Mit dem Türsteher, der am Eingang zur Kirche den Besuchern das Programm in die Hand drückte, kam ich noch einmal ins Gespräch. Ob die Kirche denn nicht für diese eine Stunde die äußere Ruhe herbeiführen könne, die hilfreich ist, um auch innerlich zur Ruhe zu kommen und einem musikalischen Gottesdienst zu folgen? Der Mann hob den Kopf, machte den Rücken steif und antwortete nach einer kurzen Pause: „Fragen Sie den Stadtdekan!“ – Wie denn, wann denn und wo denn?, fragte ich zurück. – Das könne er mir auch nicht sagen, meinte der gute Mann, „Wir wissen doch auch nicht, wer wann in Frankfurt wo demonstriert.“
Die Orgel hatte es leicht, sich gegen das Geplärr von draußen durchzusetzen, das Orchester, verstärkt durch zwei Hörner, kam auch noch mit, aber die Sänger hatten es schwer, und in den Pausen zwischen den Sätzen war das Geschrei der Demonstranten immer wieder hörbar. Als der Pfarrer dann auf die Kanzel stieg und seine Ansprache in wohlformulierten Sätzen vom Blatt las, war er kaum zu verstehen. Gegen die röhrenden Lautsprecher, die den Demonstranten einheizten, hatte er keine Chance. Sie waren genauso gut zu hören wie der Gottesmann.
Er hatte sich ein Wort aus dem Galaterbrief vorgenommen. Da ich den Text kannte, was draußen ablief, aber nicht, ging ich während der Predigt kurz vor die Kirchentür. Irgendeine Rednerin war gerade fertig geworden, jetzt brüllte sie ihre Parole „Free, free, Palestine!“ in die Runde, was die Versammelten, die geballte Faust in die Luft gereckt, auch gehorsam nachbrüllten. Dann folgte eine zweite Parole, auf Arabisch allerdings, und weil ich das Arabische nicht verstehe, bat ich zwei junge Frauen, die kräftig mitgebrüllt hatten, mir die Worte zu übersetzten. Was sie dann auch gern taten: „Juden, raus!“ hätten sie gerade gerufen, immer wieder.
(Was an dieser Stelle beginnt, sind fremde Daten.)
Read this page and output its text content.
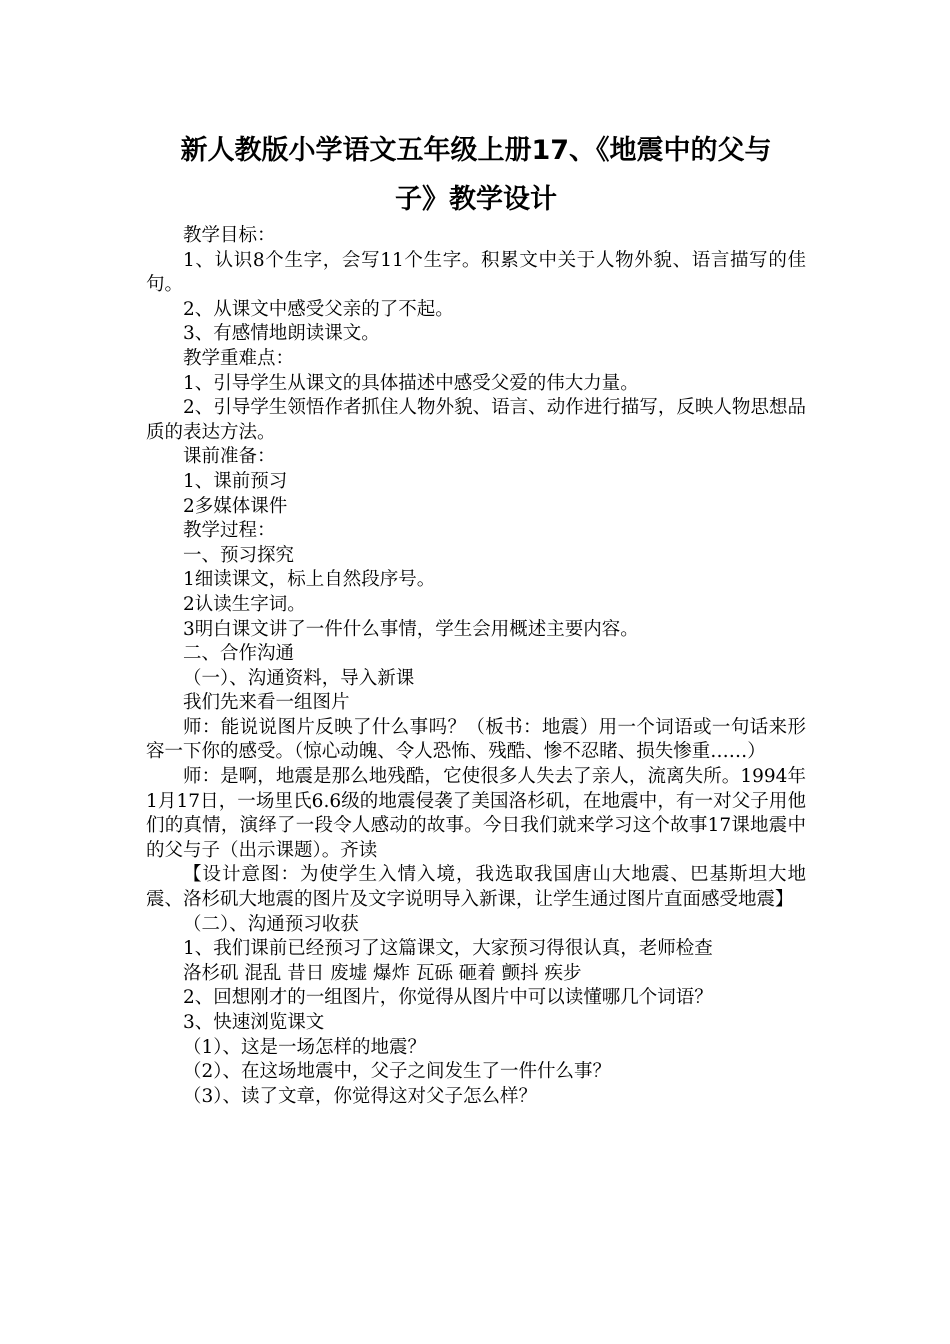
新人教版小学语文五年级上册17、《地震中的父与
子》教学设计

教学目标：

1、认识8个生字，会写11个生字。积累文中关于人物外貌、语言描写的佳句。

2、从课文中感受父亲的了不起。

3、有感情地朗读课文。

教学重难点：

1、引导学生从课文的具体描述中感受父爱的伟大力量。

2、引导学生领悟作者抓住人物外貌、语言、动作进行描写，反映人物思想品质的表达方法。

课前准备：

1、课前预习

2多媒体课件

教学过程：

一、预习探究

1细读课文，标上自然段序号。

2认读生字词。

3明白课文讲了一件什么事情，学生会用概述主要内容。

二、合作沟通

（一）、沟通资料，导入新课

我们先来看一组图片

师：能说说图片反映了什么事吗？（板书：地震）用一个词语或一句话来形容一下你的感受。（惊心动魄、令人恐怖、残酷、惨不忍睹、损失惨重……）

师：是啊，地震是那么地残酷，它使很多人失去了亲人，流离失所。1994年1月17日，一场里氏6.6级的地震侵袭了美国洛杉矶，在地震中，有一对父子用他们的真情，演绎了一段令人感动的故事。今日我们就来学习这个故事17课地震中的父与子（出示课题）。齐读

【设计意图：为使学生入情入境，我选取我国唐山大地震、巴基斯坦大地震、洛杉矶大地震的图片及文字说明导入新课，让学生通过图片直面感受地震】

（二）、沟通预习收获

1、我们课前已经预习了这篇课文，大家预习得很认真，老师检查

洛杉矶 混乱 昔日 废墟 爆炸 瓦砾 砸着 颤抖 疾步

2、回想刚才的一组图片，你觉得从图片中可以读懂哪几个词语？

3、快速浏览课文

（1）、这是一场怎样的地震？

（2）、在这场地震中，父子之间发生了一件什么事？

（3）、读了文章，你觉得这对父子怎么样？
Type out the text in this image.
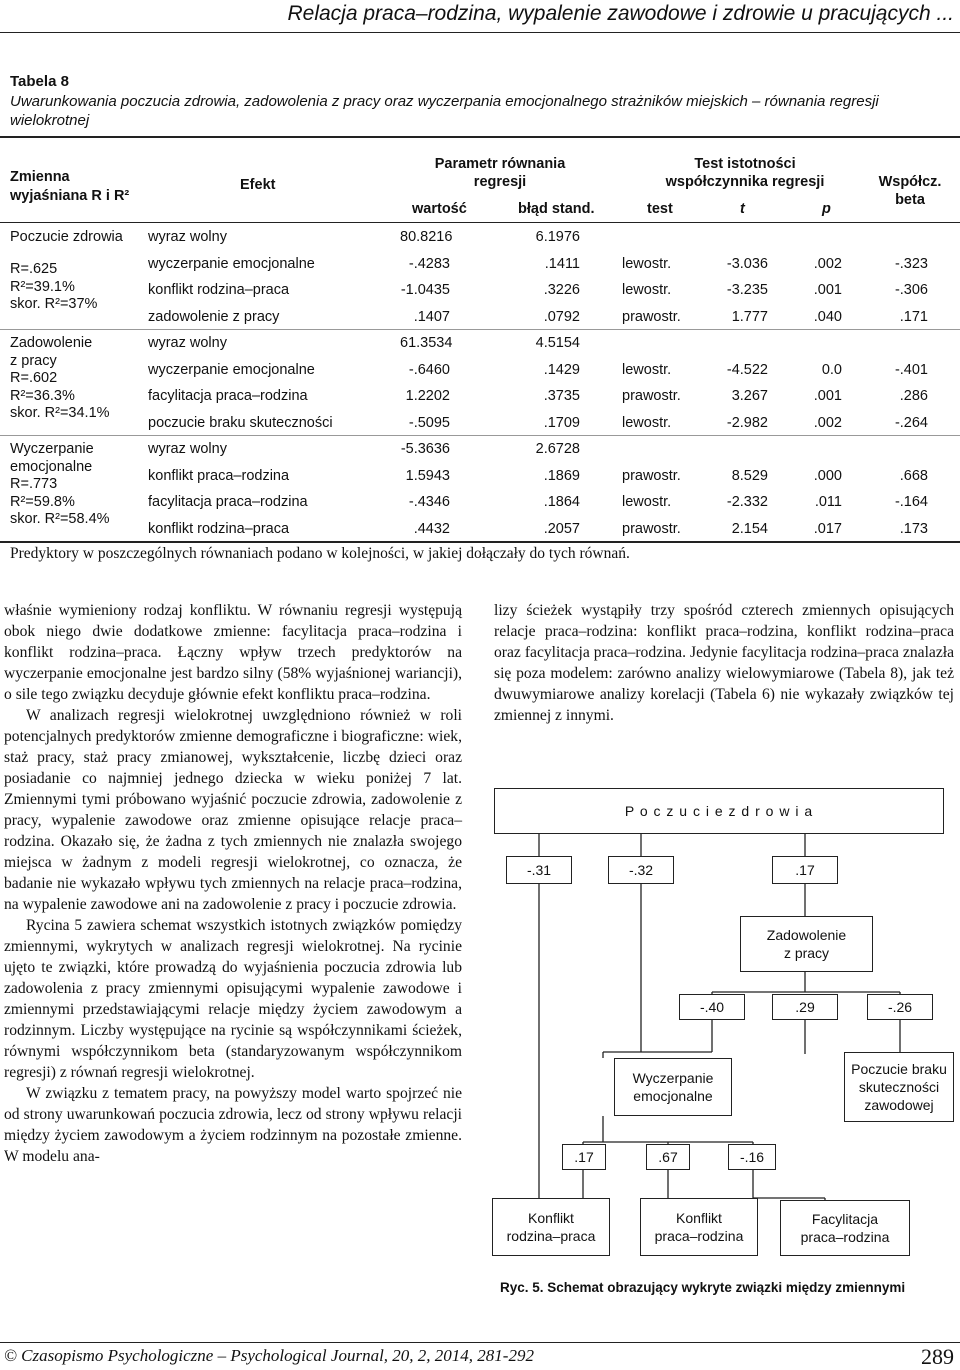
Relacja praca–rodzina, wypalenie zawodowe i zdrowie u pracujących ...
Tabela 8
Uwarunkowania poczucia zdrowia, zadowolenia z pracy oraz wyczerpania emocjonalnego strażników miejskich – równania regresji wielokrotnej
Zmienna
wyjaśniana R i R²
Efekt
Parametr równania
regresji
Test istotności
współczynnika regresji	Współcz.
beta
wartość	błąd stand.	test	t	p
Poczucie zdrowia
R=.625
R²=39.1%
skor. R²=37%
wyraz wolny	80.8216	6.1976
wyczerpanie emocjonalne	-.4283	.1411	lewostr.	-3.036	.002	-.323
konflikt rodzina–praca	-1.0435	.3226	lewostr.	-3.235	.001	-.306
zadowolenie z pracy	.1407	.0792	prawostr.	1.777	.040	.171
Zadowolenie
z pracy
R=.602
R²=36.3%
skor. R²=34.1%
wyraz wolny	61.3534	4.5154
wyczerpanie emocjonalne	-.6460	.1429	lewostr.	-4.522	0.0	-.401
facylitacja praca–rodzina	1.2202	.3735	prawostr.	3.267	.001	.286
poczucie braku skuteczności	-.5095	.1709	lewostr.	-2.982	.002	-.264
Wyczerpanie
emocjonalne
R=.773
R²=59.8%
skor. R²=58.4%
wyraz wolny	-5.3636	2.6728
konflikt praca–rodzina	1.5943	.1869	prawostr.	8.529	.000	.668
facylitacja praca–rodzina	-.4346	.1864	lewostr.	-2.332	.011	-.164
konflikt rodzina–praca	.4432	.2057	prawostr.	2.154	.017	.173
Predyktory w poszczególnych równaniach podano w kolejności, w jakiej dołączały do tych równań.

właśnie wymieniony rodzaj konfliktu. W równaniu regresji występują obok niego dwie dodatkowe zmienne: facylitacja praca–rodzina i konflikt rodzina–praca. Łączny wpływ trzech predyktorów na wyczerpanie emocjonalne jest bardzo silny (58% wyjaśnionej wariancji), o sile tego związku decyduje głównie efekt konfliktu praca–rodzina.

W analizach regresji wielokrotnej uwzględniono również w roli potencjalnych predyktorów zmienne demograficzne i biograficzne: wiek, staż pracy, staż pracy zmianowej, wykształcenie, liczbę dzieci oraz posiadanie co najmniej jednego dziecka w wieku poniżej 7 lat. Zmiennymi tymi próbowano wyjaśnić poczucie zdrowia, zadowolenie z pracy, wypalenie zawodowe oraz zmienne opisujące relacje praca–rodzina. Okazało się, że żadna z tych zmiennych nie znalazła swojego miejsca w żadnym z modeli regresji wielokrotnej, co oznacza, że badanie nie wykazało wpływu tych zmiennych na relacje praca–rodzina, na wypalenie zawodowe ani na zadowolenie z pracy i poczucie zdrowia.

Rycina 5 zawiera schemat wszystkich istotnych związków pomiędzy zmiennymi, wykrytych w analizach regresji wielokrotnej. Na rycinie ujęto te związki, które prowadzą do wyjaśnienia poczucia zdrowia lub zadowolenia z pracy zmiennymi opisującymi wypalenie zawodowe i zmiennymi przedstawiającymi relacje między życiem zawodowym a rodzinnym. Liczby występujące na rycinie są współczynnikami ścieżek, równymi współczynnikom beta (standaryzowanym współczynnikom regresji) z równań regresji wielokrotnej.

W związku z tematem pracy, na powyższy model warto spojrzeć nie od strony uwarunkowań poczucia zdrowia, lecz od strony wpływu relacji między życiem zawodowym a życiem rodzinnym na pozostałe zmienne. W modelu ana-

lizy ścieżek wystąpiły trzy spośród czterech zmiennych opisujących relacje praca–rodzina: konflikt praca–rodzina, konflikt rodzina–praca oraz facylitacja praca–rodzina. Jedynie facylitacja rodzina–praca znalazła się poza modelem: zarówno analizy wielowymiarowe (Tabela 8), jak też dwuwymiarowe analizy korelacji (Tabela 6) nie wykazały związków tej zmiennej z innymi.

P o c z u c i e z d r o w i a
-.31	-.32	.17
Zadowolenie
z pracy
-.40	.29	-.26
Wyczerpanie
emocjonalne
Poczucie braku
skuteczności
zawodowej
.17	.67	-.16
Konflikt
rodzina–praca
Konflikt
praca–rodzina
Facylitacja
praca–rodzina
Ryc. 5. Schemat obrazujący wykryte związki między zmiennymi
© Czasopismo Psychologiczne – Psychological Journal, 20, 2, 2014, 281-292	289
Zurück in der Kirche, folgte das übliche Ritual, Gebete, Fürbitten und so weiter. Bei den Fürbitten erflehte der Pfarrer die Hilfe des Allmächtigen gegen den Terror der Hamas, eben jener Hamas, die soeben erst, parallel zu seiner Predigt, keine hundert Meter entfernt gefeiert worden war. Dann nahm er sich die Schreihälse vor, allerdings nicht die da draußen, sondern die „in den Hinterzimmern und im Parlament“, eine in der EKHN übliche Umschreibung im Kampf gegen die AfD. Zum Schluss wurde die Gemeinde gebeten, mit dem Refrain „Wir bitten Dich, erhöre uns!“ in die Wünsche des frommen Mannes einzustimmen. Ich habe darauf verzichtet. Wie auch auf vieles von dem, was diese Kirche sonst noch zu bieten hat.